Now that Gore has dispatched Bradley and positioned himself as the nominee, Gore finds himself trailing Republican George W. Bush in most polls. Gore has shaken up his campaign again. He has remade himself again. He launched television ad campaigns in key states and conducted an "I Invented Prosperity'' tour -- all to limited or even negative effect. This week, he will trot out Bradley in a display of grudging party unity not seen since John McCain gritted his teeth and endorsed Bush.

While it's fine to wheel Bradley around the country one more time, Gore would be wiser to recognize why Bradley isn't the nominee.

In politics, a failure on the part of the laggard to distinguish him or herself from the front-runner is deadly.

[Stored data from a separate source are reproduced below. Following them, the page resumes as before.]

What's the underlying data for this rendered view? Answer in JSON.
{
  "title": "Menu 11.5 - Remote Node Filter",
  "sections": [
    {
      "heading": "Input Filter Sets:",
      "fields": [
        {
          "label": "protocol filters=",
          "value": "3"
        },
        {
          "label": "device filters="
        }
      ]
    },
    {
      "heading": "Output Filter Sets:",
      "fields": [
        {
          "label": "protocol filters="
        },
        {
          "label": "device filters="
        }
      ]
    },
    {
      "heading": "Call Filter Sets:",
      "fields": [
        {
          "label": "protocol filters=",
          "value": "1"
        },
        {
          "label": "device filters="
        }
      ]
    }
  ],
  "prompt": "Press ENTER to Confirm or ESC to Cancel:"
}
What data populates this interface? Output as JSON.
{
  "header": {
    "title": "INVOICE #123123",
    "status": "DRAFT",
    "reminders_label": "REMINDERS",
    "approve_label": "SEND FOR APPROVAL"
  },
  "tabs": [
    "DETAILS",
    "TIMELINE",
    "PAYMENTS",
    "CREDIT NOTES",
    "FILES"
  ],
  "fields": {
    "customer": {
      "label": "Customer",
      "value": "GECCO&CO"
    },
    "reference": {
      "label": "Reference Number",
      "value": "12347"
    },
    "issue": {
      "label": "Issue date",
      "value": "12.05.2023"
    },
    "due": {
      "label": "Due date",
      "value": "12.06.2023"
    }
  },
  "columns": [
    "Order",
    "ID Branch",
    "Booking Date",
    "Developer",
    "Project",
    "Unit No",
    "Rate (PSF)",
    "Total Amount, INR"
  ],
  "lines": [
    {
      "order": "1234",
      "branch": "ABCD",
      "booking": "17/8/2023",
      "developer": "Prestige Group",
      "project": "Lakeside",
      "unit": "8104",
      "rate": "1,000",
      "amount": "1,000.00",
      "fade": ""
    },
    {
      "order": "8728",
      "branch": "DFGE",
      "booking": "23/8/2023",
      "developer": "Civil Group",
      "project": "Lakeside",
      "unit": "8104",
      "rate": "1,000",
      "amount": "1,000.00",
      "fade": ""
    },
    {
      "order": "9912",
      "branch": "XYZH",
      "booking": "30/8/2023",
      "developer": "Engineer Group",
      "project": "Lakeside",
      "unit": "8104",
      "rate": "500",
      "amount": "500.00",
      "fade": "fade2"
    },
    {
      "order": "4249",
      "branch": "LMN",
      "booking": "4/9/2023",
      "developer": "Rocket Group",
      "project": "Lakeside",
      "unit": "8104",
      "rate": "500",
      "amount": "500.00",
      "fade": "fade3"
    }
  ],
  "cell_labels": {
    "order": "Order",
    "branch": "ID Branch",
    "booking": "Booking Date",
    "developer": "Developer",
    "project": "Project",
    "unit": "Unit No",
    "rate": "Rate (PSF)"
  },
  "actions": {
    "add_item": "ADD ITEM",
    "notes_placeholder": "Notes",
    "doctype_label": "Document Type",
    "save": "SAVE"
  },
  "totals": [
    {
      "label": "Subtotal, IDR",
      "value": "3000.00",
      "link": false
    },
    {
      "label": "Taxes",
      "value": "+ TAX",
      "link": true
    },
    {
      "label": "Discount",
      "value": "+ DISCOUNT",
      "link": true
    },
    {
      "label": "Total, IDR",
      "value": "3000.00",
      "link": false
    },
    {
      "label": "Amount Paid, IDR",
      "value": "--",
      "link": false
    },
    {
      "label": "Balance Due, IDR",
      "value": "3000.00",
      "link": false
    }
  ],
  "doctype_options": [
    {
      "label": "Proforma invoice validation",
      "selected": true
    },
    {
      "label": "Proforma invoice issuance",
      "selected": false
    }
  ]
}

If Gore actually wants to be elected president, he needs to recognize as much and begin to distinguish himself from Bush -- not with pokes at a few pharmaceutical companies, but with a fundamental shift of direction.

As the fall campaign takes shape, Gore must make it clear that electing him will mean something for workers whose jobs are threatened by "Blank Check for China'' trade legislation; he must stand with family farmers against agribusiness; he must side with the majority of Americans in endorsing a moratorium on the death penalty; he must support full public financing of campaigns -- as opposed to corrupt half steps; and he must recognize that tinkering with drug prices does not begin to address the health care crisis in America.

To win in November, Al Gore needs to jettison caution and begin running as a real alternative to George W. Bush.

After all, if Bradley had run as a real alternative to Gore, America would be looking at a different Democratic presidential nominee today, Ralph Nader would never have gained the momentum he clearly has achieved, and George W. Bush would be left to pick up the scraps that are left of the Republican Party.

John Nichols is the editorial page editor of The Capital Times.